This method is suitable

This method is suitable By the buyer from the resale of goods or services. Purchas from the seller as a reference for determining the transfer price. This method is suitable for use if the buyer is a distributor or retail trader3. Who does not make significant changes or add value to the goods or services purchas. Example PT A sells good X to PT B at a price of IDR per unit. PT B resells item X to end customers at a price of IDR per unit. PT Bs gross profit margin isĀ  Rp RpIf the normal gross profit margin for similar.

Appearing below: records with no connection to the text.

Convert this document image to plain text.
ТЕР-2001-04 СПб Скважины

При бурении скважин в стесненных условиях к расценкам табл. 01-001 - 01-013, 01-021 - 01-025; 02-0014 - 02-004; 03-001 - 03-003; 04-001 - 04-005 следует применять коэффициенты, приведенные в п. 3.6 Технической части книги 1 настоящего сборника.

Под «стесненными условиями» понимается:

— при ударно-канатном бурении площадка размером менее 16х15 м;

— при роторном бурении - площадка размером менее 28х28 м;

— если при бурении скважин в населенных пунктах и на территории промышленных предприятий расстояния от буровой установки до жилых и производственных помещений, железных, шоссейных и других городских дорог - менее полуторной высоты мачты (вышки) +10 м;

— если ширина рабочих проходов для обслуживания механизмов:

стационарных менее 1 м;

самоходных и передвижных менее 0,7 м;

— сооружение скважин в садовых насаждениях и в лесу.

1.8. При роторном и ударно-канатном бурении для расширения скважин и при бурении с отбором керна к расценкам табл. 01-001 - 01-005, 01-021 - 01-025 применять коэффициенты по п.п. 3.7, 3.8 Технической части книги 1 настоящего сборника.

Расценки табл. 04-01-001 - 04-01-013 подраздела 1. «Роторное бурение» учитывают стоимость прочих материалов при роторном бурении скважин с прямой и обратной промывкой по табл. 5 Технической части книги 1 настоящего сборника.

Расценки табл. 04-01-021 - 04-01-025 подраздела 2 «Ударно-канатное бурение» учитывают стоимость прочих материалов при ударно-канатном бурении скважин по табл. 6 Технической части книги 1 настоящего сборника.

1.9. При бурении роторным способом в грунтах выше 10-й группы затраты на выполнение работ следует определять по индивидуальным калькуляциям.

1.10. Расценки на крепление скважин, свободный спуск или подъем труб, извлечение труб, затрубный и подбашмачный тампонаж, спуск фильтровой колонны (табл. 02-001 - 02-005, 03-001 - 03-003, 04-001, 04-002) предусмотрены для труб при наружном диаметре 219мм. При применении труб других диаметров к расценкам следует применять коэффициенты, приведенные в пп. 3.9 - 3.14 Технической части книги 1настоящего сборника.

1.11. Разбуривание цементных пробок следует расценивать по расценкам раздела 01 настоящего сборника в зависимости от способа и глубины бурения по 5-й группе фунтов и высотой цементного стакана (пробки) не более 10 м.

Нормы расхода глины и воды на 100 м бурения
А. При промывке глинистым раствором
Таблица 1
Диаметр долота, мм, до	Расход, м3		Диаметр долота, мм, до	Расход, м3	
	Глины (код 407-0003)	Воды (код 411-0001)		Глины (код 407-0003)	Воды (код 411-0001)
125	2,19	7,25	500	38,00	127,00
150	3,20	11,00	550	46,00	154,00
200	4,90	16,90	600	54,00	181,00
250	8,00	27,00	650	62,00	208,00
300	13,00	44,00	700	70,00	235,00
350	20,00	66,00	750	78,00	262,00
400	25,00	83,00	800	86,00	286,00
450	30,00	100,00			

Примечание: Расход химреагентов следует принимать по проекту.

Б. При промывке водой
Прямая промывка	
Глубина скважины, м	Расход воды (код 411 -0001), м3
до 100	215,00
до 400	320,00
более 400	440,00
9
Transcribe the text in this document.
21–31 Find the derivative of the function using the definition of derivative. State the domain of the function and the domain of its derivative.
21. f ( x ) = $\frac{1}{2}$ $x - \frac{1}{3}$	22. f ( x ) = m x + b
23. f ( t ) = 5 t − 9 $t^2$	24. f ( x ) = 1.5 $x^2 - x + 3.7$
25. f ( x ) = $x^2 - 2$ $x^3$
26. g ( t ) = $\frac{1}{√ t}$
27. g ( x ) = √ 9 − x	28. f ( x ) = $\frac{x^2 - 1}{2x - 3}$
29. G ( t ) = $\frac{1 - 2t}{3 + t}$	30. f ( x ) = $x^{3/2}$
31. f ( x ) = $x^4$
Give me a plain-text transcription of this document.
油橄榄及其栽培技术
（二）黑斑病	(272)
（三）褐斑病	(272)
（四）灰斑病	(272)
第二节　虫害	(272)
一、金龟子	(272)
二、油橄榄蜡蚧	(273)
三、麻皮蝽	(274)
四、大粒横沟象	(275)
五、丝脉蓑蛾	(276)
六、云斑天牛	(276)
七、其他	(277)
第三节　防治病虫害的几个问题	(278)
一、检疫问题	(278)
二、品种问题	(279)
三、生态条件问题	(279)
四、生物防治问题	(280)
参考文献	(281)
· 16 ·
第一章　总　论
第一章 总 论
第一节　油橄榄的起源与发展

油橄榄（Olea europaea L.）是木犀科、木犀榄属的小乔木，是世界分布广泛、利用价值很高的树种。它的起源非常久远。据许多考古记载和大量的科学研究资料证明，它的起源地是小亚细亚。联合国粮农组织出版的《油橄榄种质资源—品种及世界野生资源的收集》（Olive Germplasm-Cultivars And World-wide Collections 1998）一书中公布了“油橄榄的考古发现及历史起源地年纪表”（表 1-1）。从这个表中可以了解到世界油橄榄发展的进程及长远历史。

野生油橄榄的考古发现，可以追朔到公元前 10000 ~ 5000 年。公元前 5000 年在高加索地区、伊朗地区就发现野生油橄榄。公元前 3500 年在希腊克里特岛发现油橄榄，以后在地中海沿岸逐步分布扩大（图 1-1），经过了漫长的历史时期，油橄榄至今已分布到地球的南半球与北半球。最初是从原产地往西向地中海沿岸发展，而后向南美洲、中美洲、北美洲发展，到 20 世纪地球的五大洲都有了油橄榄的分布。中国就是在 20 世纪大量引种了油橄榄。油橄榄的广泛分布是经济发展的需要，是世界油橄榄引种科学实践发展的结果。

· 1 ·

Transactions in the market

Is then a reasonable transfer price Kuwait Mobile Number List between. PT A and PT B is IDR per unit IDR x. Costplus method cost plus method CPM This method uses a markup on the costs of producing or providing goods or services by the seller as a reference for determining the transfer price. This method is suitable for use if the seller is a producer or service provider who provides standard or routine goods or services to the buyer. Example PT A produces good X at a cost of IDR per unit. PT A sells good X to PT B at a price of IDR per unit. The markup on PT As production costs is Rp.

Asia Mobile Number List

Rp If the normal

Markup for a similar transaction Italy Telegram Number in the market is then a reasonable transfer price between PT A and PT B is IDR per unit IDR x . Profit sharing method profit split method PSM This method uses the allocation of joint profits obtain by the parties involv in the transaction bas on the relative contribution of each party as a reference for determining the transfer price. if the transaction involves intangible assets the transactions are closely integrat or there are no reliable comparable transactions. Example PT A and PT B carry out joint transactions to develop and market new products.